Performs the Cram method for On-policy Statistical Evaluation in Contextual Bandits

Usage

cram_bandit(pi, arm, reward, batch = 1, alpha = 0.05)

Arguments

pi: An array of shape (T × B, T, K) or (T × B, T), where T is the number of learning steps (or policy updates), B is the batch size, K is the number of arms, T x B is the total number of contexts. If 3D, pi[j, t, a] gives the probability that the policy pi_t assigns arm a to context X_j. If 2D, pi[j, t] gives the probability that the policy pi_t assigns arm A_j (arm actually chosen under X_j in the history) to context X_j. Please see vignette for more details.
arm: A vector of length T x B indicating which arm was selected in each context
reward: A vector of observed rewards of length T x B
batch: (Optional) A vector or integer. If a vector, gives the batch assignment for each context. If an integer, interpreted as the batch size and contexts are assigned to a batch in the order of the dataset. Default is 1.
alpha: Significance level for confidence intervals for calculating the empirical coverage. Default is 0.05 (95% confidence).

Value

A list containing:

raw_results: A data frame summarizing key metrics: Empirical Bias on Policy Value, Average relative error on Policy Value, RMSE using relative errors on Policy Value, Empirical Coverage of Confidence Intervals.
interactive_table: An interactive table summarizing the same key metrics in a user-friendly interface.

Examples

# Example with batch size of 1

# Set random seed for reproducibility
set.seed(42)

# Define parameters
T <- 100  # Number of timesteps
K <- 4    # Number of arms

# Simulate a 3D array pi of shape (T, T, K)
# - First dimension: Individuals (context Xj)
# - Second dimension: Time steps (pi_t)
# - Third dimension: Arms (depth)
pi <- array(runif(T * T * K, 0.1, 1), dim = c(T, T, K))

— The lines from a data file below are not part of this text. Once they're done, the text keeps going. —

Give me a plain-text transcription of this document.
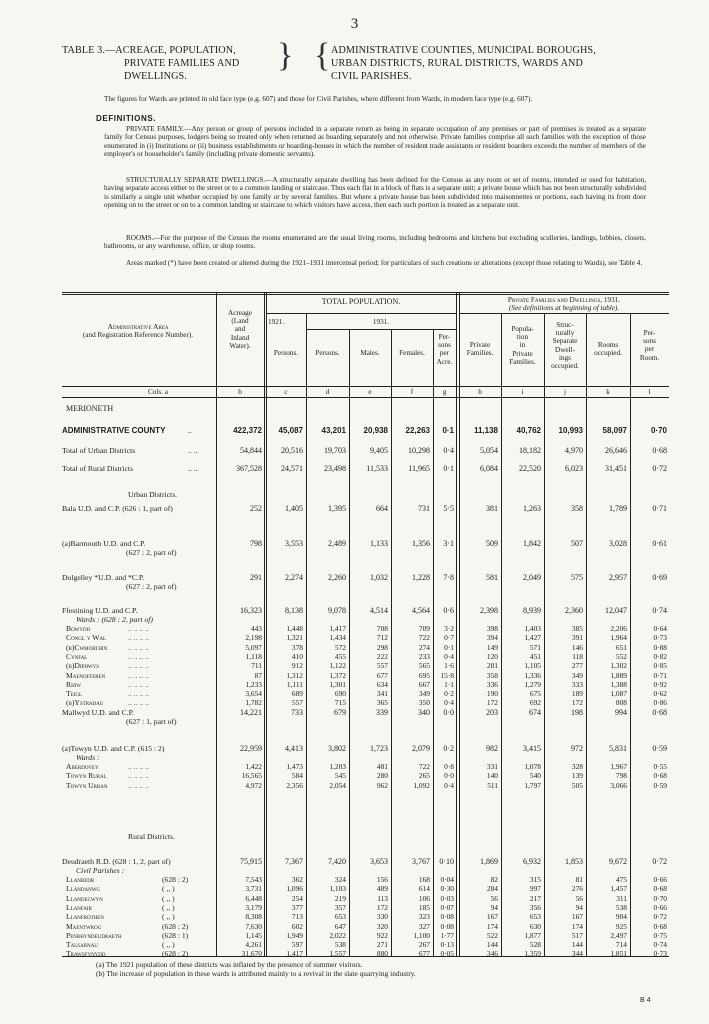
3
TABLE 3.—ACREAGE, POPULATION,
PRIVATE FAMILIES AND
DWELLINGS.
} { ADMINISTRATIVE COUNTIES, MUNICIPAL BOROUGHS,
URBAN DISTRICTS, RURAL DISTRICTS, WARDS AND
CIVIL PARISHES.
The figures for Wards are printed in old face type (e.g. 607) and those for Civil Parishes, where different from Wards, in modern face type (e.g. 607).
DEFINITIONS.
PRIVATE FAMILY.—Any person or group of persons included in a separate return as being in separate occupation of any premises or part of premises is treated as a separate family for Census purposes, lodgers being so treated only when returned as boarding separately and not otherwise. Private families comprise all such families with the exception of those enumerated in (i) Institutions or (ii) business establishments or boarding-houses in which the number of resident trade assistants or resident boarders exceeds the number of members of the employer's or householder's family (including private domestic servants).
STRUCTURALLY SEPARATE DWELLINGS.—A structurally separate dwelling has been defined for the Census as any room or set of rooms, intended or used for habitation, having separate access either to the street or to a common landing or staircase. Thus each flat in a block of flats is a separate unit; a private house which has not been structurally subdivided is similarly a single unit whether occupied by one family or by several families. But where a private house has been subdivided into maisonnettes or portions, each having its front door opening on to the street or on to a common landing or staircase to which visitors have access, then each such portion is treated as a separate unit.
ROOMS.—For the purpose of the Census the rooms enumerated are the usual living rooms, including bedrooms and kitchens but excluding sculleries, landings, lobbies, closets, bathrooms, or any warehouse, office, or shop rooms.
Areas marked (*) have been created or altered during the 1921–1931 intercensal period; for particulars of such creations or alterations (except those relating to Wards), see Table 4.
Administrative Area
(and Registration Reference Number).
Acreage
(Land
and
Inland
Water).
TOTAL POPULATION.
1921.	1931.
Persons.	Persons.	Males.	Females.
Per-
sons
per
Acre.
Private Families and Dwellings, 1931.
(See definitions at beginning of table).
Private
Families.
Popula-
tion
in
Private
Families.
Struc-
turally
Separate
Dwell-
ings
occupied.
Rooms
occupied.
Per-
sons
per
Room.
Cols. a	b	c	d	e	f	g	h	i	j	k	l
MERIONETH
ADMINISTRATIVE COUNTY	..	422,372 45,087 43,201 20,938 22,263 0·1 11,138 40,762 10,993 58,097	0·70
Total of Urban Districts	.. ..	54,844 20,516	19,703	9,405	10,298 0·4	5,054	18,182	4,970	26,646	0·68
Total of Rural Districts	.. ..	367,528 24,571	23,498	11,533	11,965 0·1	6,084	22,520	6,023	31,451	0·72
Urban Districts.
Bala U.D. and C.P. (626 : 1, part of)	252	1,405	1,395	664	731 5·5	381	1,263	358	1,789	0·71
(a)Barmouth U.D. and C.P.
(627 : 2, part of)
798	3,553	2,489	1,133	1,356 3·1	509	1,842	507	3,028	0·61
Dolgelley *U.D. and *C.P.
(627 : 2, part of)
291	2,274	2,260	1,032	1,228 7·8	581	2,049	575	2,957	0·69
Ffestiniog U.D. and C.P.
Wards : (628 : 2, part of)
16,323	8,138	9,078	4,514	4,564 0·6	2,398	8,939	2,360	12,047	0·74
Bowydd	.. .. .. ..	443	1,448	1,417	708	709 3·2	398	1,403	385	2,206	0·64
Congl y Wal	.. .. .. ..	2,198	1,321	1,434	712	722 0·7	394	1,427	391	1,964	0·73
(b)Cwmorthin	.. .. .. ..	5,097	378	572	298	274 0·1	149	571	146	651	0·88
Cynfal	.. .. .. ..	1,118	410	455	222	233 0·4	120	451	118	552	0·82
(b)Diphwys	.. .. .. ..	711	912	1,122	557	565 1·6	281	1,105	277	1,302	0·85
Maenofferen	.. .. .. ..	87	1,312	1,372	677	695 15·8	358	1,336	349	1,889	0·71
Rhiw	.. .. .. ..	1,233	1,111	1,301	634	667 1·1	336	1,279	333	1,388	0·92
Teigl	.. .. .. ..	3,654	689	690	341	349 0·2	190	675	189	1,087	0·62
(b)Ystradau	.. .. .. ..	1,782	557	715	365	350 0·4	172	692	172	808	0·86
Mallwyd U.D. and C.P.
(627 : 1, part of)
14,221	733	679	339	340 0·0	203	674	198	994	0·68
(a)Towyn U.D. and C.P. (615 : 2)
Wards :
22,959	4,413	3,802	1,723	2,079 0·2	982	3,415	972	5,831	0·59
Aberdovey	.. .. .. ..	1,422	1,473	1,203	481	722 0·8	331	1,078	328	1,967	0·55
Towyn Rural	.. .. .. ..	16,565	584	545	280	265 0·0	140	540	139	798	0·68
Towyn Urban	.. .. .. ..	4,972	2,356	2,054	962	1,092 0·4	511	1,797	505	3,066	0·59
Rural Districts.
Deudraeth R.D. (628 : 1, 2, part of)
Civil Parishes :
75,915	7,367	7,420	3,653	3,767 0·10	1,869	6,932	1,853	9,672	0·72
Llanbedr	(628 : 2)	7,543	362	324	156	168 0·04	82	315	81	475	0·66
Llandanwg	( ,, )	3,731	1,096	1,103	489	614 0·30	284	997	276	1,457	0·68
Llandecwyn	( ,, )	6,448	254	219	113	106 0·03	56	217	56	311	0·70
Llanfair	( ,, )	3,179	377	357	172	185 0·07	94	356	94	538	0·66
Llanfrothen	( ,, )	8,308	713	653	330	323 0·08	167	653	167	904	0·72
Maentwrog	(628 : 2)	7,630	602	647	320	327 0·08	174	630	174	925	0·68
Penrhyndeudraeth	(628 : 1)	1,145	1,949	2,022	922	1,100 1·77	522	1,877	517	2,497	0·75
Talsarnau	( ,, )	4,261	597	538	271	267 0·13	144	528	144	714	0·74
Trawsfynydd	(628 : 2)	31,670	1,417	1,557	880	677 0·05	346	1,359	344	1,851	0·73
(a) The 1921 population of these districts was inflated by the presence of summer visitors.
(b) The increase of population in these wards is attributed mainly to a revival in the slate quarrying industry.
B 4
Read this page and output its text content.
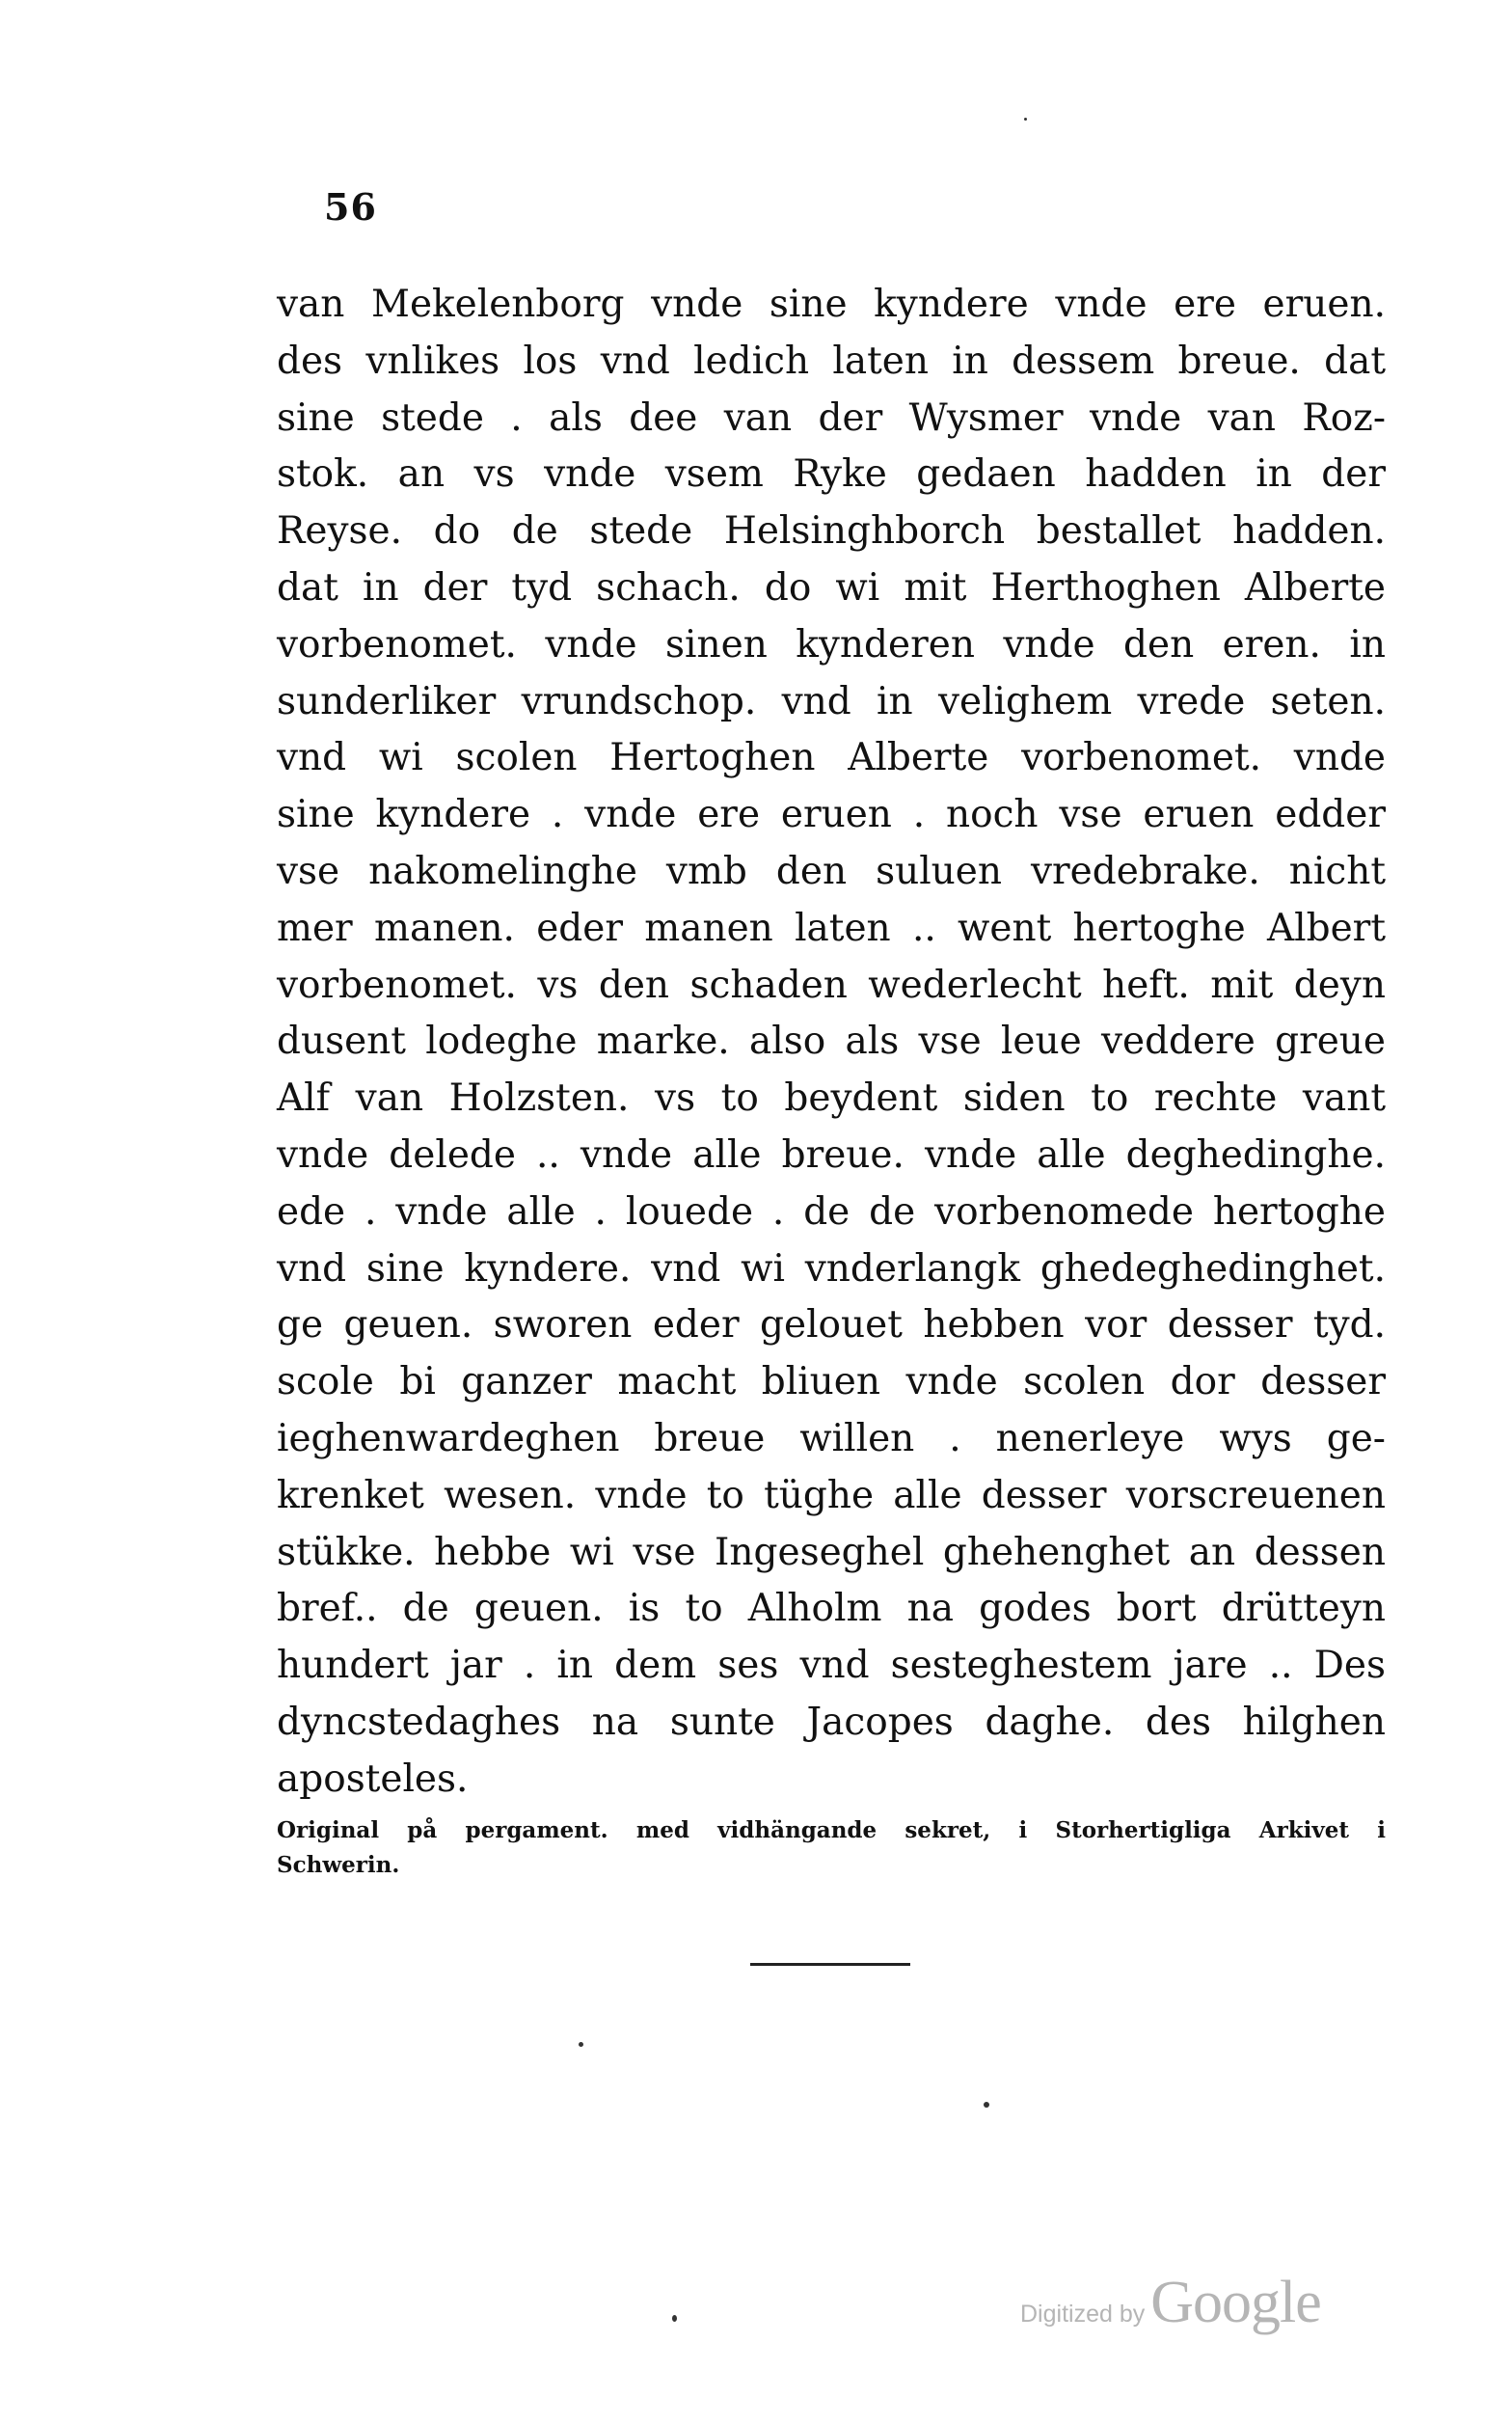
56
van Mekelenborg vnde sine kyndere vnde ere eruen.
des vnlikes los vnd ledich laten in dessem breue. dat
sine stede . als dee van der Wysmer vnde van Roz-
stok. an vs vnde vsem Ryke gedaen hadden in der
Reyse. do de stede Helsinghborch bestallet hadden.
dat in der tyd schach. do wi mit Herthoghen Alberte
vorbenomet. vnde sinen kynderen vnde den eren. in
sunderliker vrundschop. vnd in velighem vrede seten.
vnd wi scolen Hertoghen Alberte vorbenomet. vnde
sine kyndere . vnde ere eruen . noch vse eruen edder
vse nakomelinghe vmb den suluen vredebrake. nicht
mer manen. eder manen laten .. went hertoghe Albert
vorbenomet. vs den schaden wederlecht heft. mit deyn
dusent lodeghe marke. also als vse leue veddere greue
Alf van Holzsten. vs to beydent siden to rechte vant
vnde delede .. vnde alle breue. vnde alle deghedinghe.
ede . vnde alle . louede . de de vorbenomede hertoghe
vnd sine kyndere. vnd wi vnderlangk ghedeghedinghet.
ge geuen. sworen eder gelouet hebben vor desser tyd.
scole bi ganzer macht bliuen vnde scolen dor desser
ieghenwardeghen breue willen . nenerleye wys ge-
krenket wesen. vnde to tüghe alle desser vorscreuenen
stükke. hebbe wi vse Ingeseghel ghehenghet an dessen
bref.. de geuen. is to Alholm na godes bort drütteyn
hundert jar . in dem ses vnd sesteghestem jare .. Des
dyncstedaghes na sunte Jacopes daghe. des hilghen
aposteles.
Original på pergament. med vidhängande sekret, i Storhertigliga Arkivet i
Schwerin.
Digitized by Google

# Normalize probabilities so that each row sums to 1 across arms
for (t in 1:T) {
  for (j in 1:T) {
    pi[j, t, ] <- pi[j, t, ] / sum(pi[j, t, ])
    }
 }

# Simulate arm selections (randomly choosing an arm)
arm <- sample(1:K, T, replace = TRUE)

# Simulate rewards (assume normally distributed rewards)
reward <- rnorm(T, mean = 1, sd = 0.5)

result <- cram_bandit(pi, arm, reward, batch=1, alpha=0.05)
result$raw_results
#>                        Metric   Value
#> 1       Policy Value Estimate 0.67621
#> 2 Policy Value Standard Error 0.04394
#> 3       Policy Value CI Lower 0.59008
#> 4       Policy Value CI Upper 0.76234
result$interactive_table